Fireman William Haynes just finished his breakfast that bright Sunday morning and was heading toward the fantail at the rear of the destroyer on which he was serving, the USS Conyngham docked just off Ford Island.
The twenty-year-old Haynes glanced up and noticed smoke coming from Hickman Field. The fireman thought a drill was in progress, so he said to those around him, "I guess we might as well go to our fire stations." The young man looked into the air to see a plane with the "rising sun on the wing" bank around from Ford Island.
Haynes immediately began passing the word that they were under attack by Japanese forces. He was in turn told he was "crazy". No one felt the Japanese had the capability to enforce such an attack. They soon believed the fireman.

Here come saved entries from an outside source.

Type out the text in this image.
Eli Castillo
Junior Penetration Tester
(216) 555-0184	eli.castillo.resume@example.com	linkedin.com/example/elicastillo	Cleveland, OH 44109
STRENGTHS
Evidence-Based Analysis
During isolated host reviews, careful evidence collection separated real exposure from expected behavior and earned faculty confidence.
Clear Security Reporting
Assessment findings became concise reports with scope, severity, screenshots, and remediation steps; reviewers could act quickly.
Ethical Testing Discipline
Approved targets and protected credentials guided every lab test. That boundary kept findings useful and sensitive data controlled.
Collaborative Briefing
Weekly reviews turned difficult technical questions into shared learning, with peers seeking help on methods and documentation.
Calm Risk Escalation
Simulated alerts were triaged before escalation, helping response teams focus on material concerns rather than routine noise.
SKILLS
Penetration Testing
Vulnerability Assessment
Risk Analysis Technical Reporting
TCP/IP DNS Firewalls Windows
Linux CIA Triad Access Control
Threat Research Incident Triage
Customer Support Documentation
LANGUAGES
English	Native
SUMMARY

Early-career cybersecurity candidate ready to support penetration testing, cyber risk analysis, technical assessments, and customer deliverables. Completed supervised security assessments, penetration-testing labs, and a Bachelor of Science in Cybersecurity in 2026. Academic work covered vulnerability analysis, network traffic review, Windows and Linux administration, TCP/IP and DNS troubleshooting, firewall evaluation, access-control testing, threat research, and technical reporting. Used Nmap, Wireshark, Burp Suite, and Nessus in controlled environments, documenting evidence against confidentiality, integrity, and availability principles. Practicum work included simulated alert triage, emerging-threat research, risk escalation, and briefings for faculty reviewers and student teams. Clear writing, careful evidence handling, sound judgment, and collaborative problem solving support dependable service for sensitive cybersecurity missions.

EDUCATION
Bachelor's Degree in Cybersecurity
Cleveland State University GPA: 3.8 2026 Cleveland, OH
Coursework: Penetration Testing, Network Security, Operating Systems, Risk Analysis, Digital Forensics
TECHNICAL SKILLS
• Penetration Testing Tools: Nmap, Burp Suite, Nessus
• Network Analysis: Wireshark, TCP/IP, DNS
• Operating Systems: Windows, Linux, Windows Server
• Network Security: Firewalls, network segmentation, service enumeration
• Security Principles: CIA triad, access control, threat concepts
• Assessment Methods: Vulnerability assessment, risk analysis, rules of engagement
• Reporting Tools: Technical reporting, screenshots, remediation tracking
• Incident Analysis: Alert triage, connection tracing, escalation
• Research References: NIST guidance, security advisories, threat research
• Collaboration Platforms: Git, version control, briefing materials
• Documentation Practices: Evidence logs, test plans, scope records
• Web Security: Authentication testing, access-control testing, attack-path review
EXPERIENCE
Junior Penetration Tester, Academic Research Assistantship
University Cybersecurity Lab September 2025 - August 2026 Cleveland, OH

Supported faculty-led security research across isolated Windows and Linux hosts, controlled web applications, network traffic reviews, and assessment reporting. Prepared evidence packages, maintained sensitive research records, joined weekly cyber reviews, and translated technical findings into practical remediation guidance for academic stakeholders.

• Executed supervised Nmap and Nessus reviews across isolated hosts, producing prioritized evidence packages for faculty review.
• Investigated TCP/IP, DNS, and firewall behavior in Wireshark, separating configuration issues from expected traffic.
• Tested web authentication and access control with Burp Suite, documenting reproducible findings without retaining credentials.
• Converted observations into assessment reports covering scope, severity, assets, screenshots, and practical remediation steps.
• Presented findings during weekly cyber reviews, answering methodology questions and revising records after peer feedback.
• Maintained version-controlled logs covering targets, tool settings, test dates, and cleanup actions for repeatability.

Fireman Haynes and his shipmates responded to the attack almost immediately. Five 5-inch anti-aircraft guns were manned by six to eight people as they fired randomly at the enemy planes. The USS Conyngham had no electricity, so the ship began borrowing electricity from a tender ship docked alongside.

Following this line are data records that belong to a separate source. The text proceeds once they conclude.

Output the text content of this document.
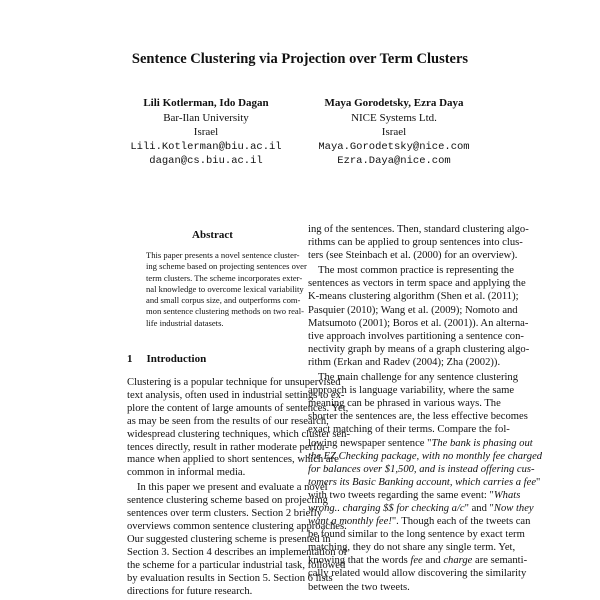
Sentence Clustering via Projection over Term Clusters
Lili Kotlerman, Ido Dagan
Bar-Ilan University
Israel
Lili.Kotlerman@biu.ac.il
dagan@cs.biu.ac.il
Maya Gorodetsky, Ezra Daya
NICE Systems Ltd.
Israel
Maya.Gorodetsky@nice.com
Ezra.Daya@nice.com
Abstract
This paper presents a novel sentence cluster-
ing scheme based on projecting sentences over
term clusters. The scheme incorporates exter-
nal knowledge to overcome lexical variability
and small corpus size, and outperforms com-
mon sentence clustering methods on two real-
life industrial datasets.
1 Introduction
Clustering is a popular technique for unsupervised
text analysis, often used in industrial settings to ex-
plore the content of large amounts of sentences. Yet,
as may be seen from the results of our research,
widespread clustering techniques, which cluster sen-
tences directly, result in rather moderate perfor-
mance when applied to short sentences, which are
common in informal media.
In this paper we present and evaluate a novel
sentence clustering scheme based on projecting
sentences over term clusters. Section 2 briefly
overviews common sentence clustering approaches.
Our suggested clustering scheme is presented in
Section 3. Section 4 describes an implementation of
the scheme for a particular industrial task, followed
by evaluation results in Section 5. Section 6 lists
directions for future research.
ing of the sentences. Then, standard clustering algo-
rithms can be applied to group sentences into clus-
ters (see Steinbach et al. (2000) for an overview).
The most common practice is representing the
sentences as vectors in term space and applying the
K-means clustering algorithm (Shen et al. (2011);
Pasquier (2010); Wang et al. (2009); Nomoto and
Matsumoto (2001); Boros et al. (2001)). An alterna-
tive approach involves partitioning a sentence con-
nectivity graph by means of a graph clustering algo-
rithm (Erkan and Radev (2004); Zha (2002)).
The main challenge for any sentence clustering
approach is language variability, where the same
meaning can be phrased in various ways. The
shorter the sentences are, the less effective becomes
exact matching of their terms. Compare the fol-
lowing newspaper sentence "The bank is phasing out
the EZ Checking package, with no monthly fee charged
for balances over $1,500, and is instead offering cus-
tomers its Basic Banking account, which carries a fee"
with two tweets regarding the same event: "Whats
wrong.. charging $$ for checking a/c" and "Now they
want a monthly fee!". Though each of the tweets can
be found similar to the long sentence by exact term
matching, they do not share any single term. Yet,
knowing that the words fee and charge are semanti-
cally related would allow discovering the similarity
between the two tweets.
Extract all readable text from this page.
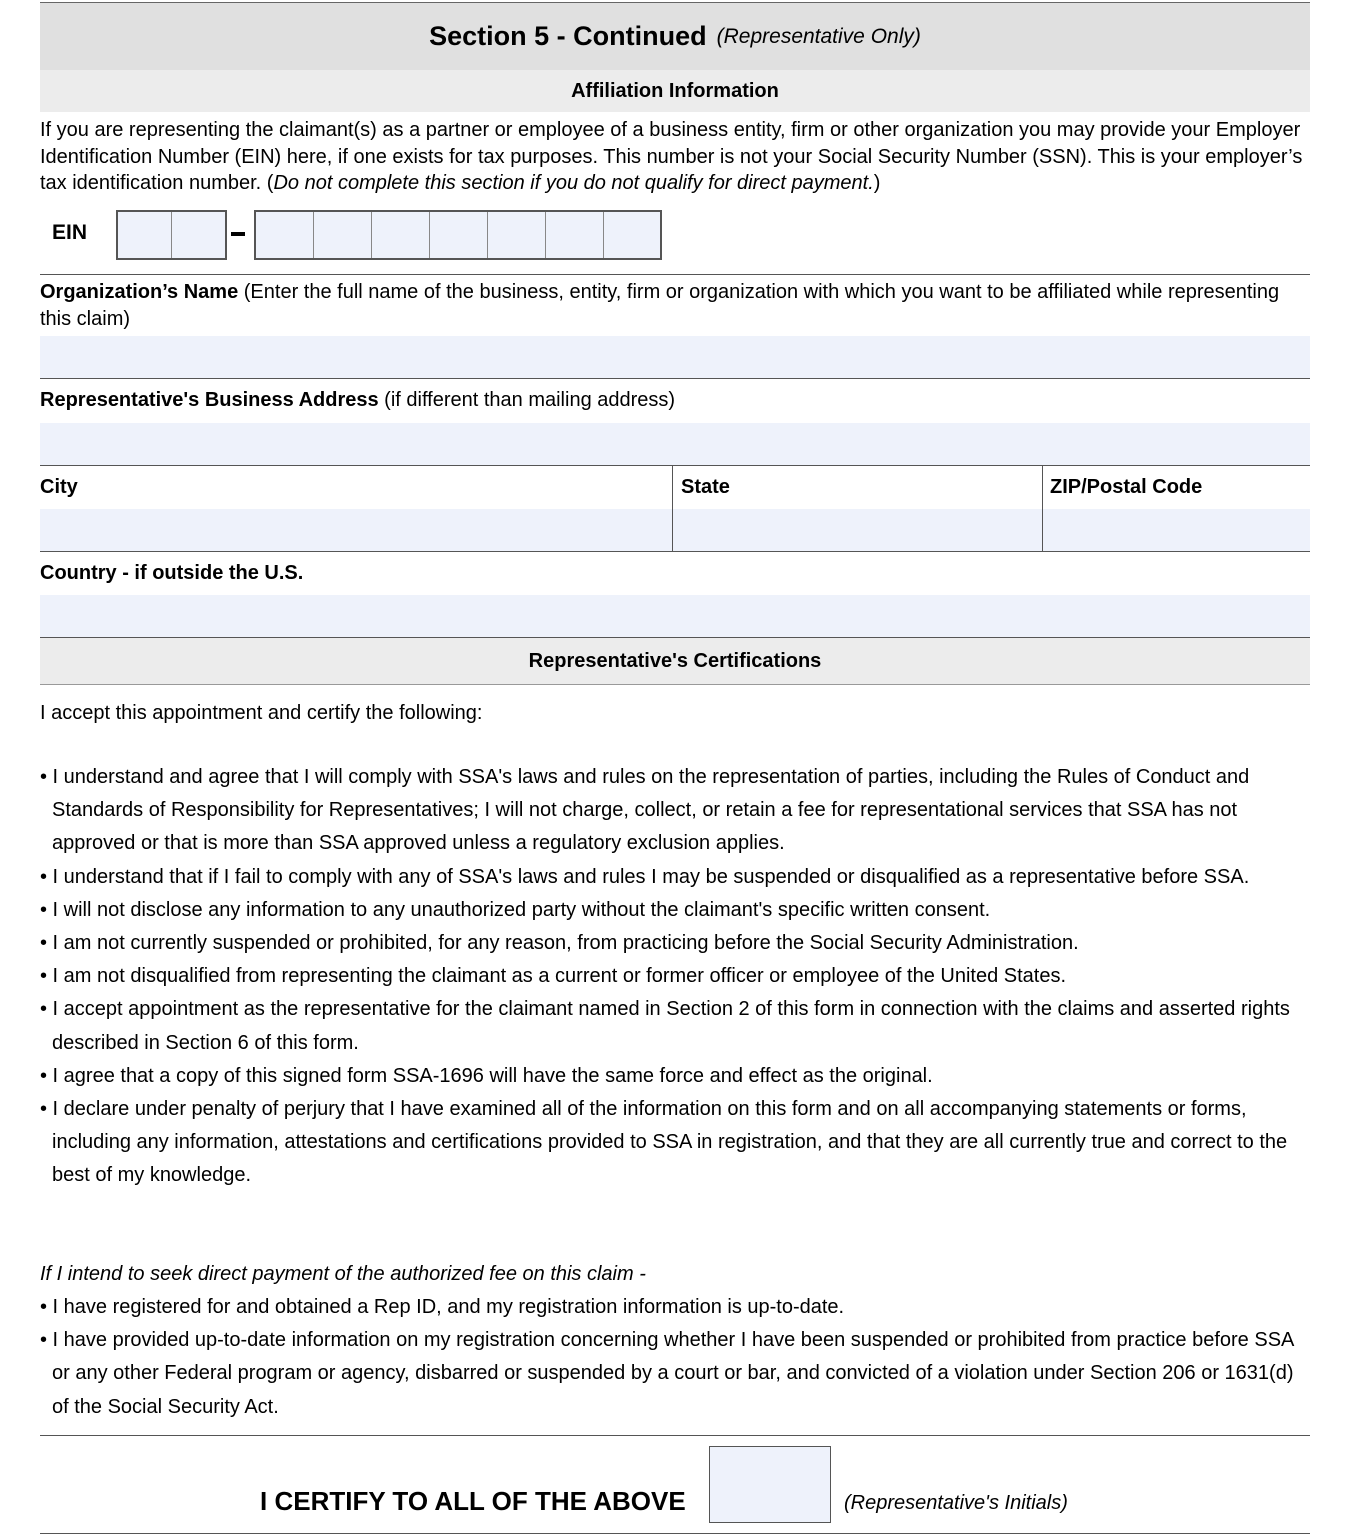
Section 5 - Continued (Representative Only)
Affiliation Information
If you are representing the claimant(s) as a partner or employee of a business entity, firm or other organization you may provide your Employer Identification Number (EIN) here, if one exists for tax purposes. This number is not your Social Security Number (SSN). This is your employer’s tax identification number. (Do not complete this section if you do not qualify for direct payment.)
EIN
Organization’s Name (Enter the full name of the business, entity, firm or organization with which you want to be affiliated while representing this claim)
Representative's Business Address (if different than mailing address)
City	State	ZIP/Postal Code
Country - if outside the U.S.
Representative's Certifications
I accept this appointment and certify the following:
• I understand and agree that I will comply with SSA's laws and rules on the representation of parties, including the Rules of Conduct and Standards of Responsibility for Representatives; I will not charge, collect, or retain a fee for representational services that SSA has not approved or that is more than SSA approved unless a regulatory exclusion applies.
• I understand that if I fail to comply with any of SSA's laws and rules I may be suspended or disqualified as a representative before SSA.
• I will not disclose any information to any unauthorized party without the claimant's specific written consent.
• I am not currently suspended or prohibited, for any reason, from practicing before the Social Security Administration.
• I am not disqualified from representing the claimant as a current or former officer or employee of the United States.
• I accept appointment as the representative for the claimant named in Section 2 of this form in connection with the claims and asserted rights described in Section 6 of this form.
• I agree that a copy of this signed form SSA-1696 will have the same force and effect as the original.
• I declare under penalty of perjury that I have examined all of the information on this form and on all accompanying statements or forms, including any information, attestations and certifications provided to SSA in registration, and that they are all currently true and correct to the best of my knowledge.
If I intend to seek direct payment of the authorized fee on this claim -
• I have registered for and obtained a Rep ID, and my registration information is up-to-date.
• I have provided up-to-date information on my registration concerning whether I have been suspended or prohibited from practice before SSA or any other Federal program or agency, disbarred or suspended by a court or bar, and convicted of a violation under Section 206 or 1631(d) of the Social Security Act.
I CERTIFY TO ALL OF THE ABOVE	(Representative's Initials)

Machine guns burned up due to the lack of cooling water, but the men kept fighting with the equipment that remained operable.
"We watched the bombs come down, but it looked like they were missing as much as they were hitting," Haynes said. The fighter planes were coming over in waves; first were the initial attacks then came the high-level bombers. "We were mad as fire, at our helplessness mostly."
Once the attack was over, Haynes and the crew noticed where the ship had taken a few hits on the side from small fire, but no major damage was reported.
With no coordinated directions supplied, the USS Conyngham and her crew set out to sea that very evening in search for Japanese forces.